Excluding documents
Prevent pages being indexed by the Crawler by adding exclude rules. You can exclude specific domains, subdomains, URLs, metadata, etc.
Last updated
Prevent pages being indexed by the Crawler by adding exclude rules. You can exclude specific domains, subdomains, URLs, metadata, etc.
Last updated
Crawler Only
Unlike search settings, documents excluded via the exclude rules are not stored in the search index. Therefore changes to the rules require a re-index and are not realtime. We generally recommend to instead filter documents via Search settings.
To start, head to the Crawler rules section.
Click the ‘Create rule’ button in the top right, then choose the ‘Exclude’ option.
Select the field for your exclude rule (e.g. URL, domain, directory). The fields in the dropdown are generated based on the data structure defined in your Schema.
Select an operator to define the condition (e.g. contains, equals, does not equal, etc.) for the exclude rule.
Enter a value for the field that you want to exclude. This may be a directory name, a domain, a full URL, or something else that defines the content you want to exclude. See the examples below.
Exclude rules may take between 20 mins to a few hours to process.
To exclude a specific URL:
Select 'URL' from the first dropdown.
Select 'Equals' from the second dropdown.
Enter the full URL in the third field, e.g. "www.example.com/articles/bad-news.html"
Click 'Create Rule'.
You can exclude specific sections of your website to ensure they don't appear in search results.
For example, if you don't want to index the blog content under "www.example.com/news/blog", you can set a rule to ignore everything under the Second directory if the name of that directory is blog.
Select "Second directory" (also referred as 'dir2') field.

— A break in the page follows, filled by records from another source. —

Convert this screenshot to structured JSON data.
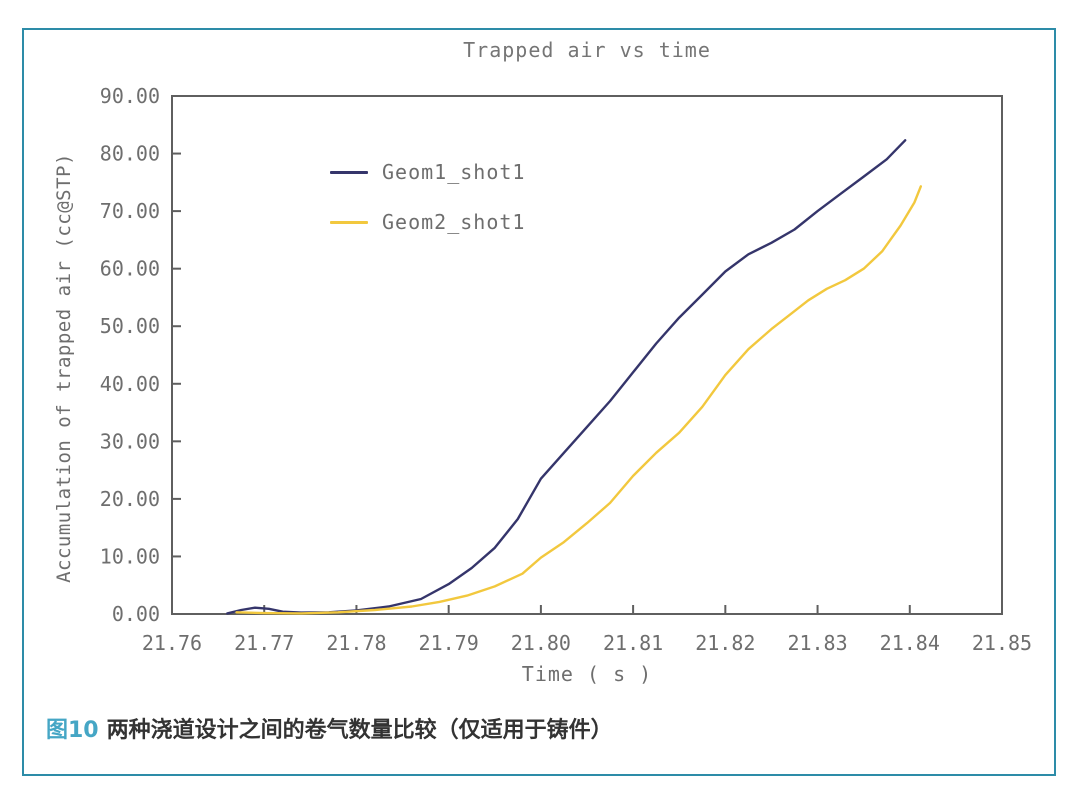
{
  "figure": {
    "caption_label": "图10",
    "caption_text": "两种浇道设计之间的卷气数量比较（仅适用于铸件）",
    "border_color": "#2d8ca8",
    "caption_label_color": "#45a6c5"
  },
  "chart_data": {
    "type": "line",
    "title": "Trapped air vs time",
    "xlabel": "Time ( s )",
    "ylabel": "Accumulation of trapped air (cc@STP)",
    "xlim": [
      21.76,
      21.85
    ],
    "ylim": [
      0,
      90
    ],
    "grid": false,
    "legend_position": "upper-left-inside",
    "axis_color": "#5f5f5f",
    "x_ticks": [
      {
        "value": 21.76,
        "label": "21.76"
      },
      {
        "value": 21.77,
        "label": "21.77"
      },
      {
        "value": 21.78,
        "label": "21.78"
      },
      {
        "value": 21.79,
        "label": "21.79"
      },
      {
        "value": 21.8,
        "label": "21.80"
      },
      {
        "value": 21.81,
        "label": "21.81"
      },
      {
        "value": 21.82,
        "label": "21.82"
      },
      {
        "value": 21.83,
        "label": "21.83"
      },
      {
        "value": 21.84,
        "label": "21.84"
      },
      {
        "value": 21.85,
        "label": "21.85"
      }
    ],
    "y_ticks": [
      {
        "value": 0,
        "label": "0.00"
      },
      {
        "value": 10,
        "label": "10.00"
      },
      {
        "value": 20,
        "label": "20.00"
      },
      {
        "value": 30,
        "label": "30.00"
      },
      {
        "value": 40,
        "label": "40.00"
      },
      {
        "value": 50,
        "label": "50.00"
      },
      {
        "value": 60,
        "label": "60.00"
      },
      {
        "value": 70,
        "label": "70.00"
      },
      {
        "value": 80,
        "label": "80.00"
      },
      {
        "value": 90,
        "label": "90.00"
      }
    ],
    "series": [
      {
        "name": "Geom1_shot1",
        "color": "#35356b",
        "points": [
          [
            21.766,
            0.1
          ],
          [
            21.7675,
            0.7
          ],
          [
            21.769,
            1.1
          ],
          [
            21.7705,
            0.9
          ],
          [
            21.772,
            0.4
          ],
          [
            21.774,
            0.25
          ],
          [
            21.777,
            0.3
          ],
          [
            21.78,
            0.6
          ],
          [
            21.7835,
            1.3
          ],
          [
            21.787,
            2.6
          ],
          [
            21.79,
            5.2
          ],
          [
            21.7925,
            8.0
          ],
          [
            21.795,
            11.5
          ],
          [
            21.7975,
            16.5
          ],
          [
            21.8,
            23.5
          ],
          [
            21.8025,
            28.0
          ],
          [
            21.805,
            32.5
          ],
          [
            21.8075,
            37.0
          ],
          [
            21.81,
            42.0
          ],
          [
            21.8125,
            47.0
          ],
          [
            21.815,
            51.5
          ],
          [
            21.8175,
            55.5
          ],
          [
            21.82,
            59.5
          ],
          [
            21.8225,
            62.5
          ],
          [
            21.825,
            64.5
          ],
          [
            21.8275,
            66.8
          ],
          [
            21.83,
            70.0
          ],
          [
            21.8325,
            73.0
          ],
          [
            21.835,
            76.0
          ],
          [
            21.8375,
            79.0
          ],
          [
            21.8395,
            82.3
          ]
        ]
      },
      {
        "name": "Geom2_shot1",
        "color": "#f2c83e",
        "points": [
          [
            21.767,
            0.3
          ],
          [
            21.77,
            0.15
          ],
          [
            21.774,
            0.1
          ],
          [
            21.778,
            0.3
          ],
          [
            21.782,
            0.7
          ],
          [
            21.786,
            1.3
          ],
          [
            21.789,
            2.1
          ],
          [
            21.792,
            3.2
          ],
          [
            21.795,
            4.8
          ],
          [
            21.798,
            7.0
          ],
          [
            21.8,
            9.8
          ],
          [
            21.8025,
            12.5
          ],
          [
            21.805,
            15.8
          ],
          [
            21.8075,
            19.3
          ],
          [
            21.81,
            24.0
          ],
          [
            21.8125,
            28.0
          ],
          [
            21.815,
            31.5
          ],
          [
            21.8175,
            36.0
          ],
          [
            21.82,
            41.5
          ],
          [
            21.8225,
            46.0
          ],
          [
            21.825,
            49.5
          ],
          [
            21.827,
            52.0
          ],
          [
            21.829,
            54.5
          ],
          [
            21.831,
            56.5
          ],
          [
            21.833,
            58.0
          ],
          [
            21.835,
            60.0
          ],
          [
            21.837,
            63.0
          ],
          [
            21.839,
            67.5
          ],
          [
            21.8405,
            71.5
          ],
          [
            21.8412,
            74.3
          ]
        ]
      }
    ]
  }
}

Select 'Equals' from the second dropdown.
Enter the directory name (e.g. "blog").
Click 'Create Rule'.
You can exclude specific file types from your search results by targeting the filename extension at the end of the URL e.g. PDF, DOC.

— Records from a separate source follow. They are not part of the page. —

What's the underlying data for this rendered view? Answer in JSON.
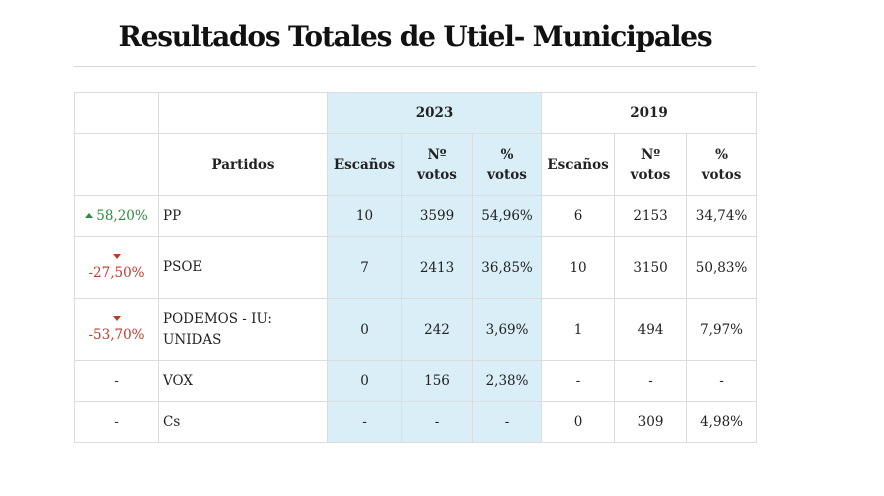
{
  "title": "Resultados Totales de Utiel- Municipales",
  "colors": {
    "highlight_2023": "#d9eef7",
    "up": "#2e8b3e",
    "down": "#c0392b"
  },
  "years": {
    "current": "2023",
    "previous": "2019"
  },
  "headers": {
    "partidos": "Partidos",
    "escanos": "Escaños",
    "votos_line1": "Nº",
    "votos_line2": "votos",
    "pct_line1": "%",
    "pct_line2": "votos"
  },
  "rows": [
    {
      "change": "58,20%",
      "direction": "up",
      "party": "PP",
      "e2023": "10",
      "v2023": "3599",
      "p2023": "54,96%",
      "e2019": "6",
      "v2019": "2153",
      "p2019": "34,74%"
    },
    {
      "change": "-27,50%",
      "direction": "down",
      "party": "PSOE",
      "e2023": "7",
      "v2023": "2413",
      "p2023": "36,85%",
      "e2019": "10",
      "v2019": "3150",
      "p2019": "50,83%"
    },
    {
      "change": "-53,70%",
      "direction": "down",
      "party_line1": "PODEMOS - IU:",
      "party_line2": "UNIDAS",
      "e2023": "0",
      "v2023": "242",
      "p2023": "3,69%",
      "e2019": "1",
      "v2019": "494",
      "p2019": "7,97%"
    },
    {
      "change": "-",
      "direction": "none",
      "party": "VOX",
      "e2023": "0",
      "v2023": "156",
      "p2023": "2,38%",
      "e2019": "-",
      "v2019": "-",
      "p2019": "-"
    },
    {
      "change": "-",
      "direction": "none",
      "party": "Cs",
      "e2023": "-",
      "v2023": "-",
      "p2023": "-",
      "e2019": "0",
      "v2019": "309",
      "p2019": "4,98%"
    }
  ]
}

For example, to exclude all PDFs from your search results:
Select the URL field.
Select 'Ends with'.
Add ‘.pdf’ in the text field.
Click 'Create Rule'.
To only make a specific section of your website searchable, you can use the does not equal condition to any content that not within that section: For example, to only index the documentation within "www.example.com/docs", you can set up the following rule:
Select the URL field.
Select 'First directory'.
Select 'Does not equal'.
Add ‘docs' in the text field.
Click 'Create Rule'.